When this trace lands in your backend, you’ll see the process_order span with the order ID, item count, and whether a discount was applied - alongside the child spans for fetch_items, apply_discount, and charge_and_fulfill.

Using Traces Effectively

The main use case is latency investigation: a request is slow, and you want to know why.

Start from the root span. Is the total duration in the trace what you expect? Find the longest child span. Is that span itself slow, or is it slow because of its children? Keep drilling until you find the leaf span where time is actually being spent.

Common findings:

• N+1 patterns: the trace shows 200 database query spans where you expected 2
• External API latency: a third-party payment provider is responding in 800ms
• Synchronous calls that could be parallelized: two operations running sequentially where they could run concurrently
• Lock contention: a span that spends most of its time waiting rather than executing

Traces also help with error investigation. An error span appears in red in most UIs, with the exception details attached. Following the parent chain from an error shows you the request context that led to it.

Sampling

A busy service might handle thousands of requests per second. Recording every span for every request would be expensive. Sampling reduces this by only recording a fraction of traces.
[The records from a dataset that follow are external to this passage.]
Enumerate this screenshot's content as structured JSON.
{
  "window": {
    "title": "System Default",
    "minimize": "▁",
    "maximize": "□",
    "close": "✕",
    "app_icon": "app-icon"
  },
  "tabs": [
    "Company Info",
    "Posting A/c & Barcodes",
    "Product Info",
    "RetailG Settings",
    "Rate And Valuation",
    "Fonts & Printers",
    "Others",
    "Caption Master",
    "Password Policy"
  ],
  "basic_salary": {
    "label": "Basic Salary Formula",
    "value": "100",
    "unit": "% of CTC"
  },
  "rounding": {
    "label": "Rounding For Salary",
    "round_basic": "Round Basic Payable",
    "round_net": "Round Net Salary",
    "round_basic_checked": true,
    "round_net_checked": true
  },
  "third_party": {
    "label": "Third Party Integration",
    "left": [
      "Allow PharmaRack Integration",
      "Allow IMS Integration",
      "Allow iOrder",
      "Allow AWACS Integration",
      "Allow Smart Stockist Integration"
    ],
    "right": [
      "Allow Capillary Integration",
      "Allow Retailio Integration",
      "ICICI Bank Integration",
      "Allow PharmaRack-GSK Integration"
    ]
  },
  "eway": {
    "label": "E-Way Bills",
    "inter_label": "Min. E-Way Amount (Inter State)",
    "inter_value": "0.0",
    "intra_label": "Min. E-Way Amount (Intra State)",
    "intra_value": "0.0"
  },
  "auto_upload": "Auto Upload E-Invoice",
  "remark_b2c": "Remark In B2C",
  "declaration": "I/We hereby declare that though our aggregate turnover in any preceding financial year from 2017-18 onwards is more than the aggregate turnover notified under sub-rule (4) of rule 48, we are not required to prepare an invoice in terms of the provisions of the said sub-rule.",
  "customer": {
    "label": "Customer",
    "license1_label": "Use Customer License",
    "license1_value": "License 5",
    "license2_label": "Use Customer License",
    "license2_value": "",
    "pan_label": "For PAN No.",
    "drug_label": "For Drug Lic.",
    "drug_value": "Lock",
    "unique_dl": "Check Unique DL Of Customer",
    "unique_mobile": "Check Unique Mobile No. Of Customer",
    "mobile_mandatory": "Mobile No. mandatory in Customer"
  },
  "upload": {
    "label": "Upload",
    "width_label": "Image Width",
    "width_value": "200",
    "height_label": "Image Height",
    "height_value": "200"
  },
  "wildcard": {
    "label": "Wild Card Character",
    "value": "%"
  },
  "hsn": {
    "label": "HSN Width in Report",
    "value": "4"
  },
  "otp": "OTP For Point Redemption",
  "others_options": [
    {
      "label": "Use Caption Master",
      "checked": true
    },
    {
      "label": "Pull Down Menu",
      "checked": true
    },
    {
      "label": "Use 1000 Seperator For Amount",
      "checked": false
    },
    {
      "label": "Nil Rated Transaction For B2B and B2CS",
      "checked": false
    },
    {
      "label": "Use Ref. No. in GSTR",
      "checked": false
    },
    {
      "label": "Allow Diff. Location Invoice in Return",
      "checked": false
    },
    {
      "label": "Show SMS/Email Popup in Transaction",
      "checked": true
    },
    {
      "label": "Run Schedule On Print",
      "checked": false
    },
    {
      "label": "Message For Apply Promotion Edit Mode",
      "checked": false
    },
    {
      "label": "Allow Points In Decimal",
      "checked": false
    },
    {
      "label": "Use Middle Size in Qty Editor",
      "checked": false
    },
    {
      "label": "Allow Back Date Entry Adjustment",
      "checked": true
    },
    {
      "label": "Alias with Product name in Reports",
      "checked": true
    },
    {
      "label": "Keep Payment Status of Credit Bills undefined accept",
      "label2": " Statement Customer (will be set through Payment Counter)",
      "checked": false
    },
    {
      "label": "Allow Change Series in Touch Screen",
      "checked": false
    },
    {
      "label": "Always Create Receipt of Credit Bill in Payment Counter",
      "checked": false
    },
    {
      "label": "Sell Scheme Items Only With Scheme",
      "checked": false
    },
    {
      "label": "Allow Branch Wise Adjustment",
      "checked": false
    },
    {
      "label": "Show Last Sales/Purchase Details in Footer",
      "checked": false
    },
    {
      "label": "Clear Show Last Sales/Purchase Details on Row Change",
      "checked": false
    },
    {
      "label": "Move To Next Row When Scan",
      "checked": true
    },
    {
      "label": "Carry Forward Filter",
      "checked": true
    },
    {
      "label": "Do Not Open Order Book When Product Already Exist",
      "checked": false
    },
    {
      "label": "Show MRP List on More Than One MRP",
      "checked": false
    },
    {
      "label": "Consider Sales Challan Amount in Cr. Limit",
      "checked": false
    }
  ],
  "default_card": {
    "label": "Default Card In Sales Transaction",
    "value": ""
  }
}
Head-based sampling: decide at the start of the trace (the root span) whether to record it. Simple, but you can’t preferentially keep “interesting” traces (slow ones, error ones) because you haven’t seen them yet.

Tail-based sampling: buffer spans until the trace is complete, then decide whether to keep it based on the outcome (keep all errors, keep slow requests, sample the rest). More useful but requires a stateful collector that holds spans in memory.

A common approach: head-sample at 1-10% for baseline visibility, plus tail-sample all error traces and all requests above a latency threshold. This keeps storage manageable while ensuring you always have data for the cases you care about most.

What Tracing Doesn’t Replace

Tracing tells you where time goes and how requests flow. It doesn’t replace logs (for structured event records) or metrics (for aggregate system state). The three work together: a metric alert fires, you look at the dashboard to understand scope, you find a specific trace that exemplifies the problem, you look at the logs from the relevant span to see the details.

The value of tracing increases significantly with more services. For a single service, a profiler or detailed logging might give you the same information more easily. For a system with five or more services, tracing is the only tool that gives you the complete request picture.